I couldn’t
let October pass without trying out at least one horror game and, since I’d
picked up Home Sweet Home on sale earlier in the year, it was the obvious
choice. How was it? Well, I don’t wanna go all middle school report card or
anything, but Home Sweet Home did NOT live up to its potential.
(Yikes.
Flashback. Lol.)
To be fair
to Home Sweet Home, I was actually pretty stoked about the game when I first
started playing it. The graphics are average (and better than I was expecting
for a game I paid less than a fiver for.) It’s dark without being too dark, which is a common problem with horror games (and, let’s be honest, horror
movies) these days. There are frequent changes in scenery as the story moves from one
chapter to the next, so you’re always on your toes, wondering what comes next.
At first, anyway –
but we’ll come back to that.
Home Sweet
Home really excels at creating tension, with subtle atmosphere and creeping
monsters that made me jump out of my skin on more than one occasion!
Creeping,
by the way, is the word of the game.
Be
prepared for stealth, stealth, and more stealth when you sit down to play Home
Sweet Home. I’m more of a charge-in-swinging kinda player so I really struggled
with that aspect of the game. It’s ALL creeping and hiding and waiting patiently
in lockers while a creepy ghost hovers outside, waiting for you to screw up.
Which you probably will. A lot. It’s a toughie.
Speaking
of creepy ghosts… the baddies are where Home Sweet Home starts to fall flat.
There are only three villains to face: the ghost of a female student with a boxcutter
(whose click-click-click will haunt my nightmares for weeks, I’m sure,) her
screeching minions, and a giant, one-eyed monster hanging around outside. At
first, the baddies are effective. Pretty darn terrifying, to be honest. But
when they’re the ONLY monsters you face, they lose their effectiveness very quickly.
Sadly,
that’s the best way to describe Home Sweet Home. It starts out freaking scary
as fuck but, when you find yourself repeating the same crap over and over and
over (and over because the save points are automatic and, if you get stabbed to
death – AGAIN – by Boxcutter Betty, you usually have to go back a fair way,) it
just becomes a chore.
I got so
bored with this one that about halfway through, I went online to see what other people were saying
about it. Plenty of rave reviews, which I get because it is scary (to
start,) with only the odd person like me saying that it was just dull. Worse than that, though, I
saw several people complaining that Home Sweet Home had a “To Be Continued”

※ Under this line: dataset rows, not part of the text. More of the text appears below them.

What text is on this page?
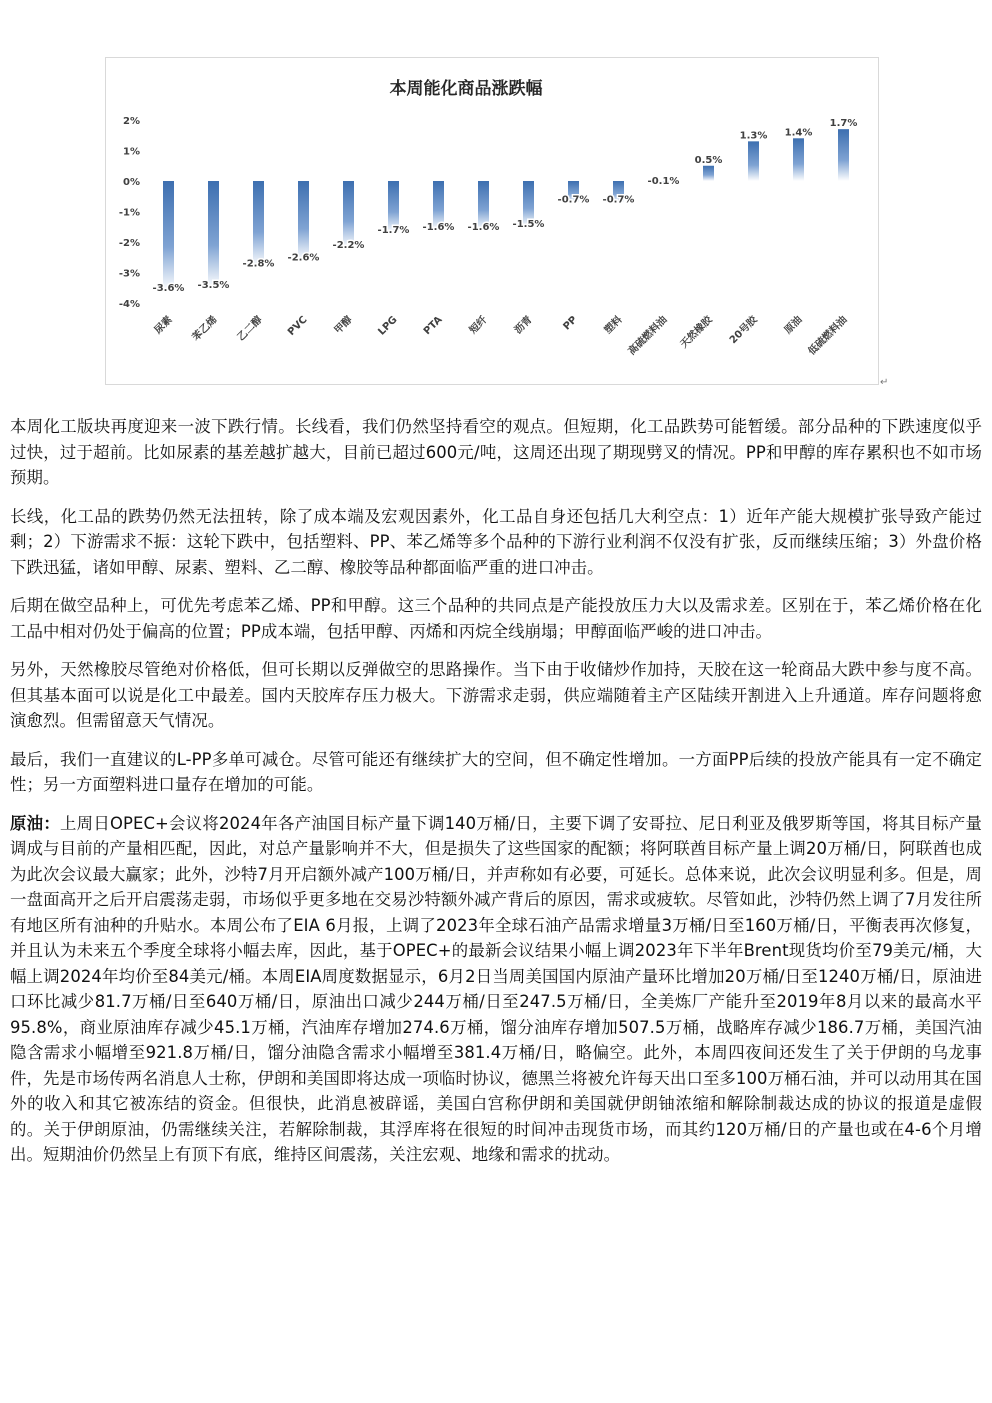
本周能化商品涨跌幅
2%
1%
0%
-1%
-2%
-3%
-4%
-3.6% -3.5%
-2.8%
-2.6%
-2.2%
-1.7% -1.6% -1.6% -1.5%
-0.7% -0.7%
-0.1%
0.5%
1.3% 1.4%
1.7%
尿素 苯乙烯 乙二醇 PVC 甲醇 LPG PTA 短纤 沥青	PP 塑料 高硫燃料油 天然橡胶 20号胶 原油 低硫燃料油
↵

本周化工版块再度迎来一波下跌行情。长线看，我们仍然坚持看空的观点。但短期，化工品跌势可能暂缓。部分品种的下跌速度似乎过快，过于超前。比如尿素的基差越扩越大，目前已超过600元/吨，这周还出现了期现劈叉的情况。PP和甲醇的库存累积也不如市场预期。

长线，化工品的跌势仍然无法扭转，除了成本端及宏观因素外，化工品自身还包括几大利空点：1）近年产能大规模扩张导致产能过剩；2）下游需求不振：这轮下跌中，包括塑料、PP、苯乙烯等多个品种的下游行业利润不仅没有扩张，反而继续压缩；3）外盘价格下跌迅猛，诸如甲醇、尿素、塑料、乙二醇、橡胶等品种都面临严重的进口冲击。

后期在做空品种上，可优先考虑苯乙烯、PP和甲醇。这三个品种的共同点是产能投放压力大以及需求差。区别在于，苯乙烯价格在化工品中相对仍处于偏高的位置；PP成本端，包括甲醇、丙烯和丙烷全线崩塌；甲醇面临严峻的进口冲击。

另外，天然橡胶尽管绝对价格低，但可长期以反弹做空的思路操作。当下由于收储炒作加持，天胶在这一轮商品大跌中参与度不高。但其基本面可以说是化工中最差。国内天胶库存压力极大。下游需求走弱，供应端随着主产区陆续开割进入上升通道。库存问题将愈演愈烈。但需留意天气情况。

最后，我们一直建议的L-PP多单可减仓。尽管可能还有继续扩大的空间，但不确定性增加。一方面PP后续的投放产能具有一定不确定性；另一方面塑料进口量存在增加的可能。

原油：上周日OPEC+会议将2024年各产油国目标产量下调140万桶/日，主要下调了安哥拉、尼日利亚及俄罗斯等国，将其目标产量调成与目前的产量相匹配，因此，对总产量影响并不大，但是损失了这些国家的配额；将阿联酋目标产量上调20万桶/日，阿联酋也成为此次会议最大赢家；此外，沙特7月开启额外减产100万桶/日，并声称如有必要，可延长。总体来说，此次会议明显利多。但是，周一盘面高开之后开启震荡走弱，市场似乎更多地在交易沙特额外减产背后的原因，需求或疲软。尽管如此，沙特仍然上调了7月发往所有地区所有油种的升贴水。本周公布了EIA 6月报，上调了2023年全球石油产品需求增量3万桶/日至160万桶/日，平衡表再次修复，并且认为未来五个季度全球将小幅去库，因此，基于OPEC+的最新会议结果小幅上调2023年下半年Brent现货均价至79美元/桶，大幅上调2024年均价至84美元/桶。本周EIA周度数据显示，6月2日当周美国国内原油产量环比增加20万桶/日至1240万桶/日，原油进口环比减少81.7万桶/日至640万桶/日，原油出口减少244万桶/日至247.5万桶/日，全美炼厂产能升至2019年8月以来的最高水平95.8%，商业原油库存减少45.1万桶，汽油库存增加274.6万桶，馏分油库存增加507.5万桶，战略库存减少186.7万桶，美国汽油隐含需求小幅增至921.8万桶/日，馏分油隐含需求小幅增至381.4万桶/日，略偏空。此外，本周四夜间还发生了关于伊朗的乌龙事件，先是市场传两名消息人士称，伊朗和美国即将达成一项临时协议，德黑兰将被允许每天出口至多100万桶石油，并可以动用其在国外的收入和其它被冻结的资金。但很快，此消息被辟谣，美国白宫称伊朗和美国就伊朗铀浓缩和解除制裁达成的协议的报道是虚假的。关于伊朗原油，仍需继续关注，若解除制裁，其浮库将在很短的时间冲击现货市场，而其约120万桶/日的产量也或在4-6个月增出。短期油价仍然呈上有顶下有底，维持区间震荡，关注宏观、地缘和需求的扰动。
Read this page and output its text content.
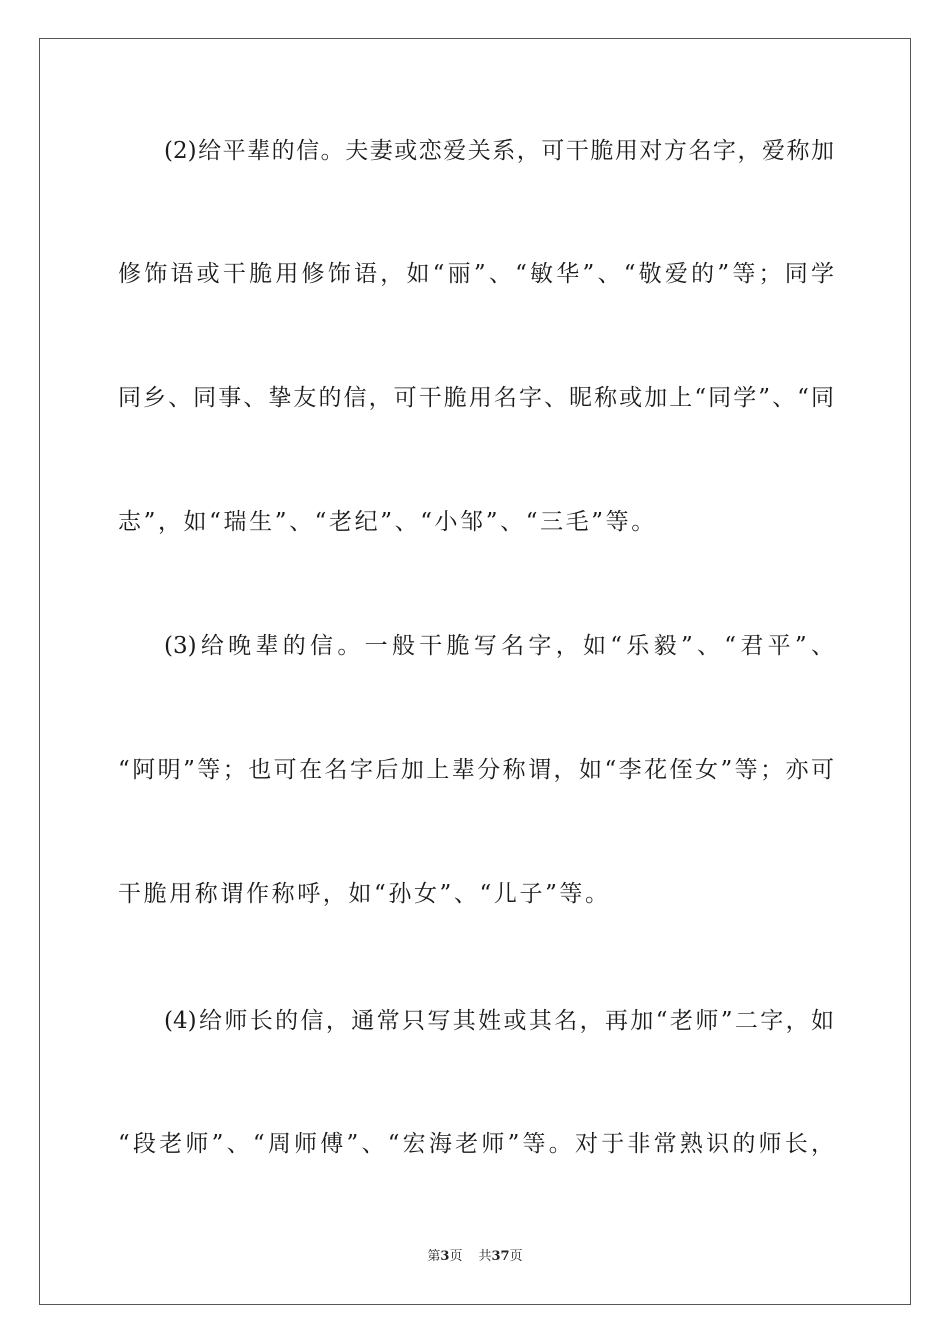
(2)给平辈的信。夫妻或恋爱关系，可干脆用对方名字，爱称加
修饰语或干脆用修饰语，如“丽”、“敏华”、“敬爱的”等；同学
同乡、同事、挚友的信，可干脆用名字、昵称或加上“同学”、“同
志”，如“瑞生”、“老纪”、“小邹”、“三毛”等。
(3)给晚辈的信。一般干脆写名字，如“乐毅”、“君平”、
“阿明”等；也可在名字后加上辈分称谓，如“李花侄女”等；亦可
干脆用称谓作称呼，如“孙女”、“儿子”等。
(4)给师长的信，通常只写其姓或其名，再加“老师”二字，如
“段老师”、“周师傅”、“宏海老师”等。对于非常熟识的师长，
第3页 共37页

ending, with the second part only available currently on Steam. That was when I
peaced out. It just isn’t worth the hassle of repetitive tasks to get
absolutely nowhere at the end.
Is Home
Sweet Home worth playing? Sure, it’s worth a look – if you can finish it in a
single playthrough. For me (maybe because I do NOT excel at stealth,) I had to
return to it too many times to replay the same sections so I got bored very
quickly. While I was intrigued by the Thai legends that inspired the game and
found it extremely jumpy when I first started playing it, by the time I washed
my hands of Home Sweet Home, I just found it frustrating and tedious.